Offer practical help that takes the load off: bring meals, fetch the kids and help with laundry.

Even when our entire world has come to a screeching halt, life around us still has to go on. The only thing worse than feeling like you want to die, is feeling like you want to do with dirty hair and dirty clothes, while sitting in a messy room.

Simply tidying up the environment, chasing your friend to bath and wash their hair and creating a sense of continuity and normality will help you friend move forward and come out of the daze more quickly.

Make to do lists

As much as you might want to take everything off your friend’s plate at this point, there are still some things he or she will need to do for themself.

You can however help them get organised with to do lists that break down exactly what they need to do. Crossing the list off will also create a sense of accomplishment that will help propel them forward again.

Be in constant contact

Having someone around you can rely on and talk to makes almost anything easier to bear in life.
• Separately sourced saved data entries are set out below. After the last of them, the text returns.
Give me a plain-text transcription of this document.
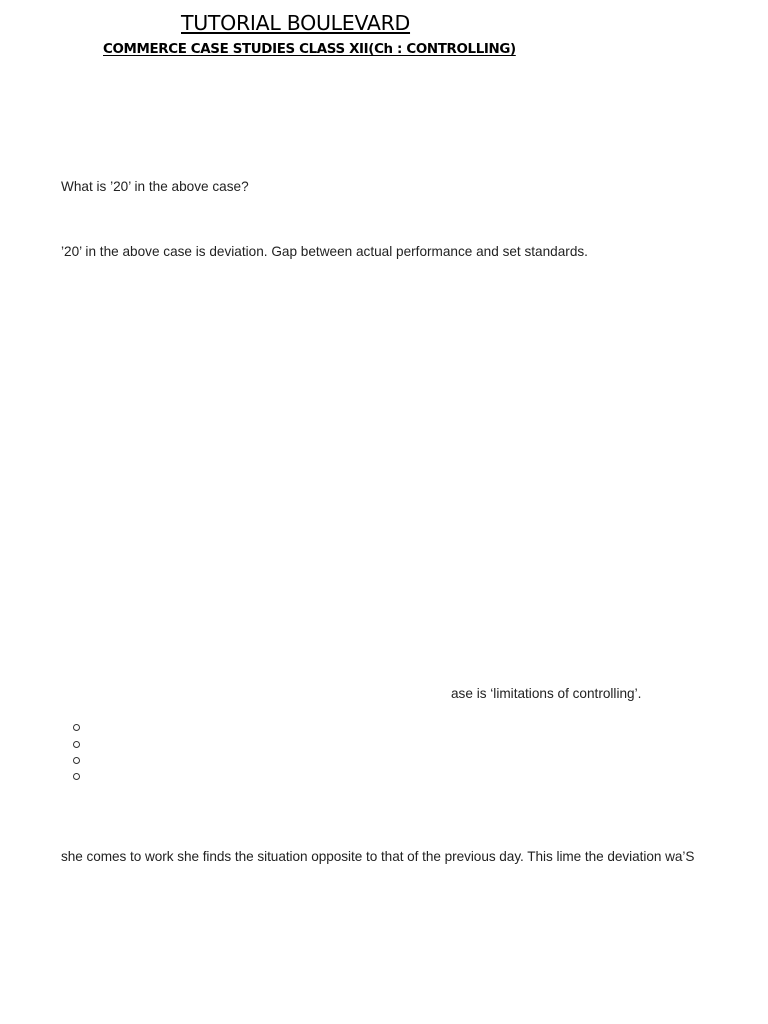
TUTORIAL BOULEVARD
COMMERCE CASE STUDIES CLASS XII(Ch : CONTROLLING)
What is ’20’ in the above case?
’20’ in the above case is deviation. Gap between actual performance and set standards.
ase is ‘limitations of controlling’.
she comes to work she finds the situation opposite to that of the previous day. This lime the deviation wa’S
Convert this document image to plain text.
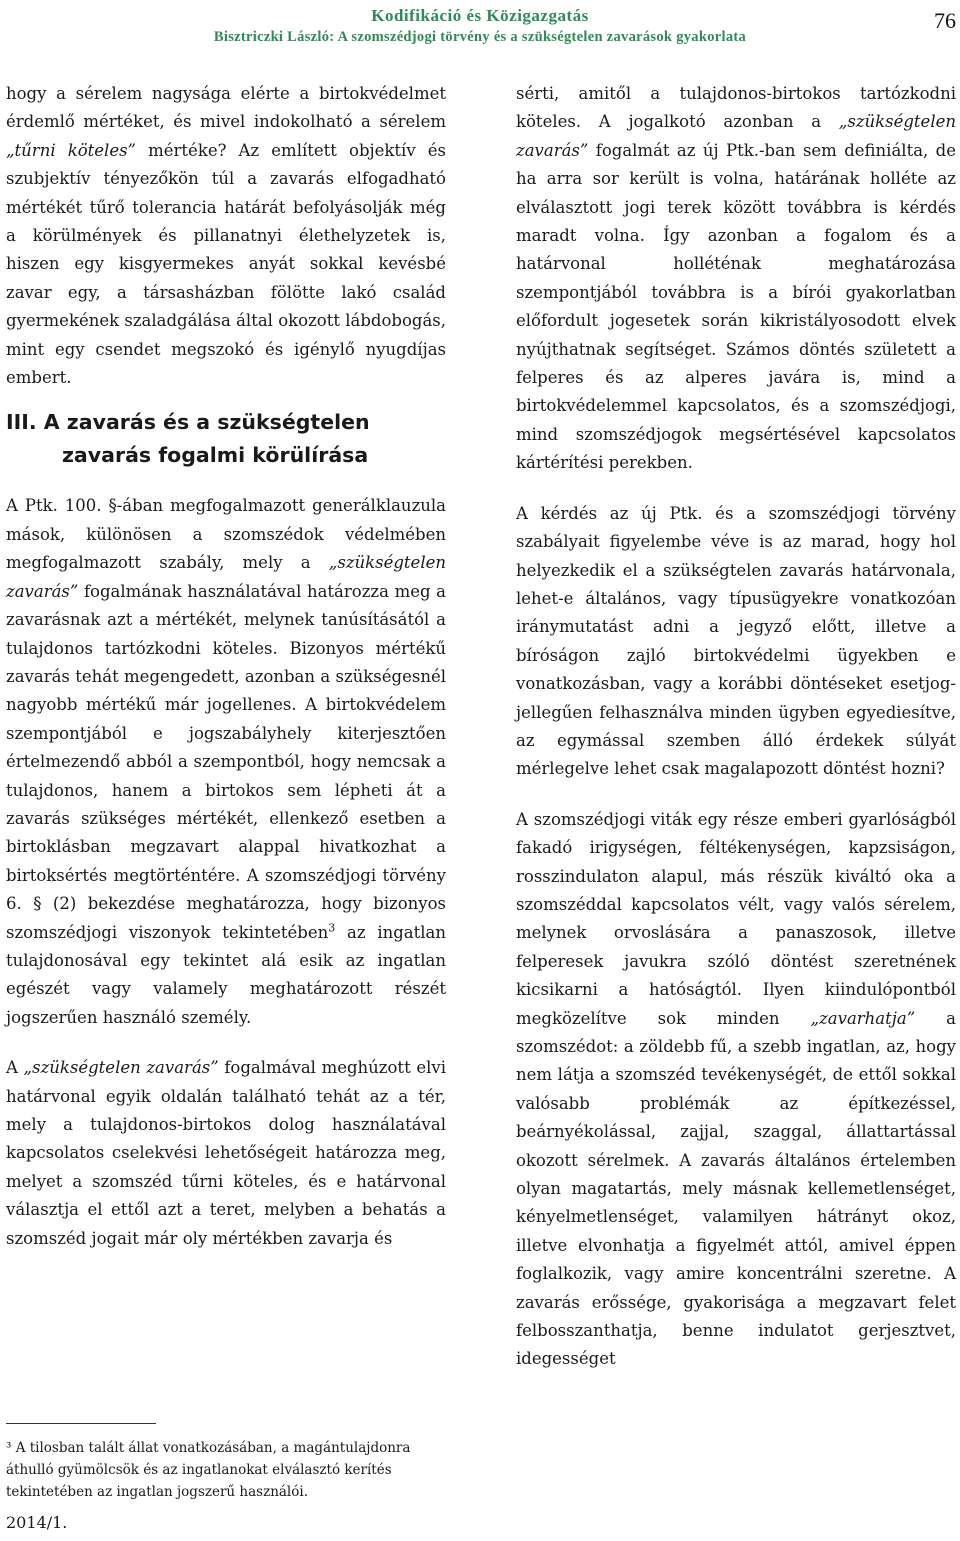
Kodifikáció és Közigazgatás
Bisztriczki László: A szomszédjogi törvény és a szükségtelen zavarások gyakorlata
76

hogy a sérelem nagysága elérte a birtokvédelmet érdemlő mértéket, és mivel indokolható a sérelem „tűrni köteles” mértéke? Az említett objektív és szubjektív tényezőkön túl a zavarás elfogadható mértékét tűrő tolerancia határát befolyásolják még a körülmények és pillanatnyi élethelyzetek is, hiszen egy kisgyermekes anyát sokkal kevésbé zavar egy, a társasházban fölötte lakó család gyermekének szaladgálása által okozott lábdobogás, mint egy csendet megszokó és igénylő nyugdíjas embert.

III. A zavarás és a szükségtelen
zavarás fogalmi körülírása

A Ptk. 100. §-ában megfogalmazott generálklauzula mások, különösen a szomszédok védelmében megfogalmazott szabály, mely a „szükségtelen zavarás” fogalmának használatával határozza meg a zavarásnak azt a mértékét, melynek tanúsításától a tulajdonos tartózkodni köteles. Bizonyos mértékű zavarás tehát megengedett, azonban a szükségesnél nagyobb mértékű már jogellenes. A birtokvédelem szempontjából e jogszabályhely kiterjesztően értelmezendő abból a szempontból, hogy nemcsak a tulajdonos, hanem a birtokos sem lépheti át a zavarás szükséges mértékét, ellenkező esetben a birtoklásban megzavart alappal hivatkozhat a birtoksértés megtörténtére. A szomszédjogi törvény 6. § (2) bekezdése meghatározza, hogy bizonyos szomszédjogi viszonyok tekintetében$^3$ az ingatlan tulajdonosával egy tekintet alá esik az ingatlan egészét vagy valamely meghatározott részét jogszerűen használó személy.

A „szükségtelen zavarás” fogalmával meghúzott elvi határvonal egyik oldalán található tehát az a tér, mely a tulajdonos-birtokos dolog használatával kapcsolatos cselekvési lehetőségeit határozza meg, melyet a szomszéd tűrni köteles, és e határvonal választja el ettől azt a teret, melyben a behatás a szomszéd jogait már oly mértékben zavarja és

³ A tilosban talált állat vonatkozásában, a magántulajdonra áthulló gyümölcsök és az ingatlanokat elválasztó kerítés tekintetében az ingatlan jogszerű használói.
2014/1.

sérti, amitől a tulajdonos-birtokos tartózkodni köteles. A jogalkotó azonban a „szükségtelen zavarás” fogalmát az új Ptk.-ban sem definiálta, de ha arra sor került is volna, határának holléte az elválasztott jogi terek között továbbra is kérdés maradt volna. Így azonban a fogalom és a határvonal holléténak meghatározása szempontjából továbbra is a bírói gyakorlatban előfordult jogesetek során kikristályosodott elvek nyújthatnak segítséget. Számos döntés született a felperes és az alperes javára is, mind a birtokvédelemmel kapcsolatos, és a szomszédjogi, mind szomszédjogok megsértésével kapcsolatos kártérítési perekben.

A kérdés az új Ptk. és a szomszédjogi törvény szabályait figyelembe véve is az marad, hogy hol helyezkedik el a szükségtelen zavarás határvonala, lehet-e általános, vagy típusügyekre vonatkozóan iránymutatást adni a jegyző előtt, illetve a bíróságon zajló birtokvédelmi ügyekben e vonatkozásban, vagy a korábbi döntéseket esetjog-jellegűen felhasználva minden ügyben egyediesítve, az egymással szemben álló érdekek súlyát mérlegelve lehet csak magalapozott döntést hozni?

A szomszédjogi viták egy része emberi gyarlóságból fakadó irigységen, féltékenységen, kapzsiságon, rosszindulaton alapul, más részük kiváltó oka a szomszéddal kapcsolatos vélt, vagy valós sérelem, melynek orvoslására a panaszosok, illetve felperesek javukra szóló döntést szeretnének kicsikarni a hatóságtól. Ilyen kiindulópontból megközelítve sok minden „zavarhatja” a szomszédot: a zöldebb fű, a szebb ingatlan, az, hogy nem látja a szomszéd tevékenységét, de ettől sokkal valósabb problémák az építkezéssel, beárnyékolással, zajjal, szaggal, állattartással okozott sérelmek. A zavarás általános értelemben olyan magatartás, mely másnak kellemetlenséget, kényelmetlenséget, valamilyen hátrányt okoz, illetve elvonhatja a figyelmét attól, amivel éppen foglalkozik, vagy amire koncentrálni szeretne. A zavarás erőssége, gyakorisága a megzavart felet felbosszanthatja, benne indulatot gerjesztvet, idegességet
When someone relies on you it can cause panic if they can’t reach you, even if it is for something unimportant. When you are that far down the rabbit hole of fear and shock and grief and pain, it is really easy to think people don’t like you or want you around, especially if they aren’t answering messages when you’re used to them answering quite quickly.
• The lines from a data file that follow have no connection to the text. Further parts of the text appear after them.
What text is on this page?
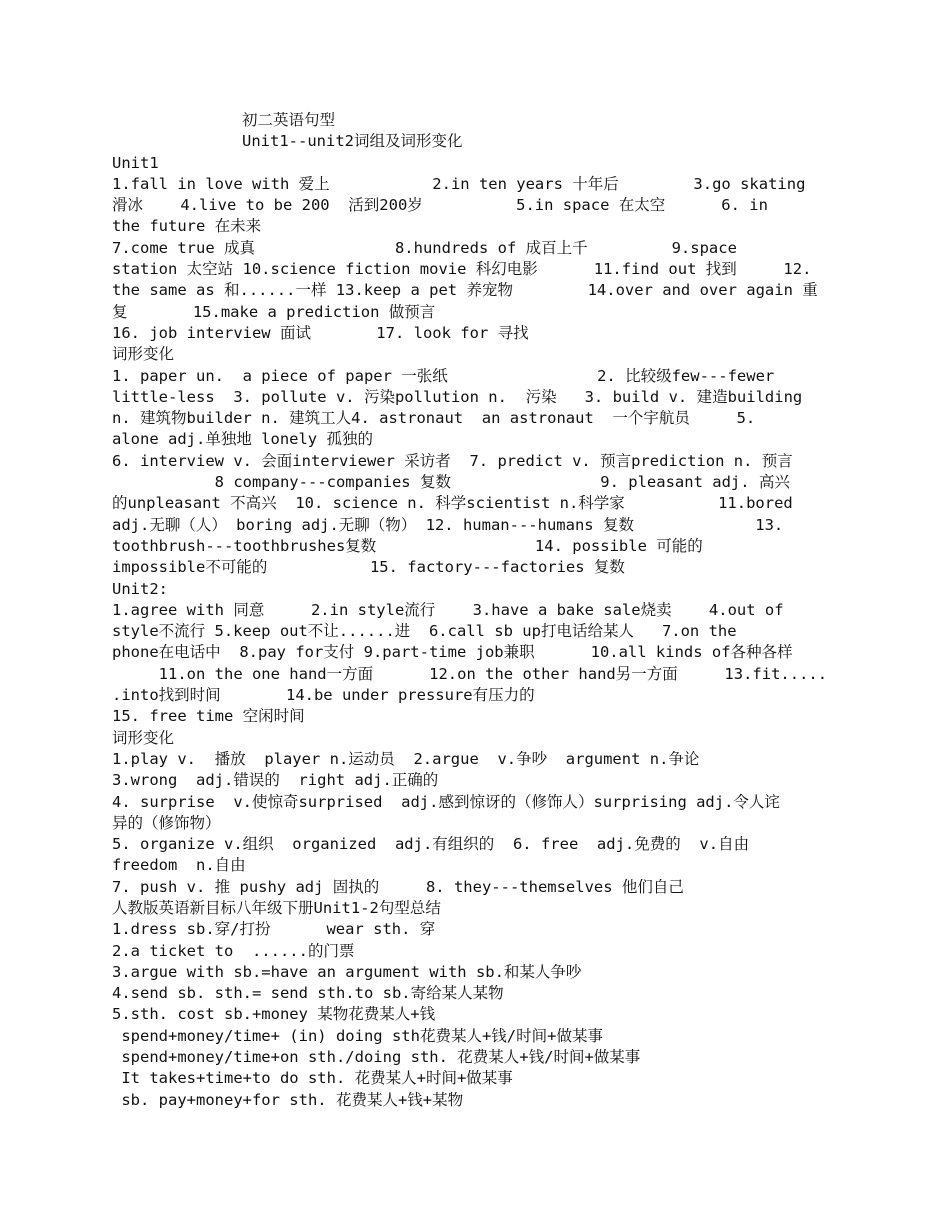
初二英语句型
Unit1--unit2词组及词形变化
Unit1
1.fall in love with 爱上           2.in ten years 十年后        3.go skating
滑冰    4.live to be 200  活到200岁          5.in space 在太空      6. in
the future 在未来
7.come true 成真               8.hundreds of 成百上千         9.space
station 太空站 10.science fiction movie 科幻电影      11.find out 找到     12.
the same as 和......一样 13.keep a pet 养宠物        14.over and over again 重
复       15.make a prediction 做预言
16. job interview 面试       17. look for 寻找
词形变化
1. paper un.  a piece of paper 一张纸                2. 比较级few---fewer
little-less  3. pollute v. 污染pollution n.  污染   3. build v. 建造building
n. 建筑物builder n. 建筑工人4. astronaut  an astronaut  一个宇航员     5.
alone adj.单独地 lonely 孤独的
6. interview v. 会面interviewer 采访者  7. predict v. 预言prediction n. 预言
8 company---companies 复数                9. pleasant adj. 高兴
的unpleasant 不高兴  10. science n. 科学scientist n.科学家          11.bored
adj.无聊（人） boring adj.无聊（物） 12. human---humans 复数             13.
toothbrush---toothbrushes复数                 14. possible 可能的
impossible不可能的           15. factory---factories 复数
Unit2:
1.agree with 同意     2.in style流行    3.have a bake sale烧卖    4.out of
style不流行 5.keep out不让......进  6.call sb up打电话给某人   7.on the
phone在电话中  8.pay for支付 9.part-time job兼职      10.all kinds of各种各样
11.on the one hand一方面      12.on the other hand另一方面     13.fit.....
.into找到时间       14.be under pressure有压力的
15. free time 空闲时间
词形变化
1.play v.  播放  player n.运动员  2.argue  v.争吵  argument n.争论
3.wrong  adj.错误的  right adj.正确的
4. surprise  v.使惊奇surprised  adj.感到惊讶的（修饰人）surprising adj.令人诧
异的（修饰物）
5. organize v.组织  organized  adj.有组织的  6. free  adj.免费的  v.自由
freedom  n.自由
7. push v. 推 pushy adj 固执的     8. they---themselves 他们自己
人教版英语新目标八年级下册Unit1-2句型总结
1.dress sb.穿/打扮      wear sth. 穿
2.a ticket to  ......的门票
3.argue with sb.=have an argument with sb.和某人争吵
4.send sb. sth.= send sth.to sb.寄给某人某物
5.sth. cost sb.+money 某物花费某人+钱
spend+money/time+ (in) doing sth花费某人+钱/时间+做某事
spend+money/time+on sth./doing sth. 花费某人+钱/时间+做某事
It takes+time+to do sth. 花费某人+时间+做某事
sb. pay+money+for sth. 花费某人+钱+某物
Being in constant contact is hard work yes, but it really is an emergency stopgap measure that shouldn’t last more than a week or two.

Understand there will be ups and downs

If you’ve read Elizabeth Kübler-Ross’ work on the stages of grief, one of the things she mentions is that people don’t always follow the stages in order: in fact they can skip stages and jump backwards and forwards between them.

When you’re dealing with massive emotion like this, often your body has to process it in pieces to make it easier for you to bear. This means that you can be feeling great one minute and right down at the bottom of the hole the next.

Another thing you may notice is that the ups and downs get more intense just before the person is about to break through. Trust your intuition with this and seek professional help if you think you need to.

Finally be patient – every one grieves in his or her own way and own time.

When it’s your turn to be looked after, I’m sure you won’t want to feel rushed either.